The only real change we have made is to avoid tripping ourselves up by running the recovery plan from the protected site. The API expects the plan to be run from the recovery site so we add a check to ensure the recovery plan state is not in the 'Protecting' state which is the default state a plan is in when seen from the protected site API.

Given that executing a recovery plan could be a disruptive event it makes sense to prompt the user for confirmation before executing the failover. We can do this by annotating our cmdlet with SupportsShouldProcess=$True and checking the value of $pscmdlet.ShouldProcess in our function.
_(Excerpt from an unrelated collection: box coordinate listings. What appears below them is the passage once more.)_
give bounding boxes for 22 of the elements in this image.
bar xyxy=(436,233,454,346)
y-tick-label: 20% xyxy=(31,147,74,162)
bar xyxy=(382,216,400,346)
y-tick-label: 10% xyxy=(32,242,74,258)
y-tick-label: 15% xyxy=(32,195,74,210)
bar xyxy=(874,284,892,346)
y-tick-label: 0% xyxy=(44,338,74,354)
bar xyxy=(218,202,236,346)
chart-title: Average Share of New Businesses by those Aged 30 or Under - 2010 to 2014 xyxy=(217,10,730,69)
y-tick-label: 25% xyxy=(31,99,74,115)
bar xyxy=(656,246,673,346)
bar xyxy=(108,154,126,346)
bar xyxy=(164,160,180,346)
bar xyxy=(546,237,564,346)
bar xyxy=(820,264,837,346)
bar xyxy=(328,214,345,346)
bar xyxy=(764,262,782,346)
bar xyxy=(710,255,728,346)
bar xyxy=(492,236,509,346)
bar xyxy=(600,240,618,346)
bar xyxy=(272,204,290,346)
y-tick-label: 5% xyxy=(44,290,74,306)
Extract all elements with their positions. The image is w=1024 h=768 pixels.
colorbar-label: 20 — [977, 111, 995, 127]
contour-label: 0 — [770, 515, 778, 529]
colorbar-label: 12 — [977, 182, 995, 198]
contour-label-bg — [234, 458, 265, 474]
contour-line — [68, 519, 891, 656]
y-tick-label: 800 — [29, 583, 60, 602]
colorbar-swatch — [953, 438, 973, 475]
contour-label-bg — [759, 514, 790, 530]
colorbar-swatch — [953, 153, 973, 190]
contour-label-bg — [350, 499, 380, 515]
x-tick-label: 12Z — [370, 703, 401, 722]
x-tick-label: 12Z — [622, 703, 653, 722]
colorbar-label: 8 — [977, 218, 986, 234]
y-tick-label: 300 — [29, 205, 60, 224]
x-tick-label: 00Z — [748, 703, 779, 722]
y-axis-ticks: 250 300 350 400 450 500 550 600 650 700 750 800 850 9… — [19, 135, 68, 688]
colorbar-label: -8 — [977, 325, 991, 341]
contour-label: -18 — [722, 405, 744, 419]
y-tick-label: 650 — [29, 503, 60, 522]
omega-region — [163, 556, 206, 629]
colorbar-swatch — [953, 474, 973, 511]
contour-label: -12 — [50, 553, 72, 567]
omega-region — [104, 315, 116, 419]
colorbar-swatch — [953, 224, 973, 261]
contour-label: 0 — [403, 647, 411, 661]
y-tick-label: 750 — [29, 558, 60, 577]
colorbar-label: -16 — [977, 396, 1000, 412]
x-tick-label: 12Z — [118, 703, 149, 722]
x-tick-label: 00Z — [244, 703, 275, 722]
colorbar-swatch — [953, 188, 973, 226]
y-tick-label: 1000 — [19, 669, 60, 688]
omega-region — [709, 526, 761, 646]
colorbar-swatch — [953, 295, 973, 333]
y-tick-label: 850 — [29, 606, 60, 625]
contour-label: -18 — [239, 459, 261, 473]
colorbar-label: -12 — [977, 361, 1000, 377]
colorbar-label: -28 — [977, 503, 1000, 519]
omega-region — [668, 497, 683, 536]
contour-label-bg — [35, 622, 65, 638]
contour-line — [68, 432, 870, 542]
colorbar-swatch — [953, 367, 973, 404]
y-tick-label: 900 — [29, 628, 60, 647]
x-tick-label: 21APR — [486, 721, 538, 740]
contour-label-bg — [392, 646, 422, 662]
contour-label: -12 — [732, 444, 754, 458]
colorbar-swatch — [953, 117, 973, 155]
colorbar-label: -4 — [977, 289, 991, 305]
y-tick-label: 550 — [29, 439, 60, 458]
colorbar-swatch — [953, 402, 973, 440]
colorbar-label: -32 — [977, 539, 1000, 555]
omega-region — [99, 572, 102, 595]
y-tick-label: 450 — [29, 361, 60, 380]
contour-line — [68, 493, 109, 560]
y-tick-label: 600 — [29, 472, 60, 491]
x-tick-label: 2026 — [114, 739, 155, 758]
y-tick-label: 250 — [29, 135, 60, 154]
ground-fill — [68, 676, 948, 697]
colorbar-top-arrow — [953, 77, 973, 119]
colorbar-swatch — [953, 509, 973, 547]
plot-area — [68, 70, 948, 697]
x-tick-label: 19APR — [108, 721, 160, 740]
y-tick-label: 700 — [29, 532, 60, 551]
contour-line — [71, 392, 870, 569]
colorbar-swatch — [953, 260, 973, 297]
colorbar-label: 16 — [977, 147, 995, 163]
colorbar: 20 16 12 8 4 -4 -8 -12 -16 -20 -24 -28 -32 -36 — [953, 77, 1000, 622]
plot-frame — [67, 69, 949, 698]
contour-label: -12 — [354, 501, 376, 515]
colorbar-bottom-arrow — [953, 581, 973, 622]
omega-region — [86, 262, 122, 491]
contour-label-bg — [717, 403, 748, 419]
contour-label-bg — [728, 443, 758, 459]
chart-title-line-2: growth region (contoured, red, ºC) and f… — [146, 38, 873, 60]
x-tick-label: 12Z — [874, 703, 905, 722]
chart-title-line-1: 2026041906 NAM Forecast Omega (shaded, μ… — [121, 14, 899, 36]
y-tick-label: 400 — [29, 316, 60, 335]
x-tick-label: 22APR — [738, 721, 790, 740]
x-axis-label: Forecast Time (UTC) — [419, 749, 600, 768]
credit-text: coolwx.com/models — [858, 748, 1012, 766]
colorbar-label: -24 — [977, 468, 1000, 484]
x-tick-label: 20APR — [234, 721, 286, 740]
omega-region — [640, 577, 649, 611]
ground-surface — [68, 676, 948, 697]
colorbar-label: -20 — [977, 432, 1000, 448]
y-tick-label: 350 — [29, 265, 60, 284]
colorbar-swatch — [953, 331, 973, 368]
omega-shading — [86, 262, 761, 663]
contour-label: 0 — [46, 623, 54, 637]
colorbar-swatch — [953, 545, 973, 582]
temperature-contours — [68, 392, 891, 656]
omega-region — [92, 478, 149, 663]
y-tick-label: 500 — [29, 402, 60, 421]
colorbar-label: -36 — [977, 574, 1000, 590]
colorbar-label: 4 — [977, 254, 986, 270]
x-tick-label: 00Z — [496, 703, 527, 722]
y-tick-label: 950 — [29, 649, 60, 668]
So for one final time let’s put it together for our Start-RecoveryPlan function:

Function Start-RecoveryPlan () {
    [cmdletbinding(SupportsShouldProcess=$True,ConfirmImpact="High")]
    Param(
        [Parameter (Mandatory=$true, ValueFromPipeline=$true)] $RecoveryPlan,
        [VMware.VimAutomation.Srm.Views.SrmRecoveryPlanRecoveryMode] $RecoveryMode = 'Test'
    )

    # Validate with informative error messages
    $rpinfo = $RecoveryPlan.GetInfo()

    # Prompt the user to confirm they want to execute the action
    if ($pscmdlet.ShouldProcess($rpinfo.Name, $RecoveryMode)) {
        if ($rpinfo.State -eq 'Protecting') {
            throw "This recovery plan action needs to be initiated from the other SRM instance"
        }

        $RecoveryPlan.Start($RecoveryMode)
    }
}

We can do similar updates for the corresponding Stop-RecoveryPlan function as well. When we put them together with some of the custom functions we have defined earlier it makes it fairly easy to put together very concise scripts like this:

# First let's connect to VC and both SRM servers
$localvc = …
$un = …
$pw = …
Connect-VIServer -Server $localvc -User $un -Password $pw
Connect-SrmServer -User $un -Password $pw -RemoteUser $un -RemotePassword $pw

#Then let's find a recovery plan and execute a failover

Get-RecoveryPlan -Name '_Manchester Site Failover' | Start-RecoveryPlan -RecoveryMode Failover

As always a picture (or in this case a video) can say a thousand words…

I’ve also shared these functions in my SRM Cmdlets github repository to make it easier to illustrate how you can develop this. As always I’ll reiterate that I am pretty new to PowerShell so if you have any feedback, especially on the scripting style say, please let me know!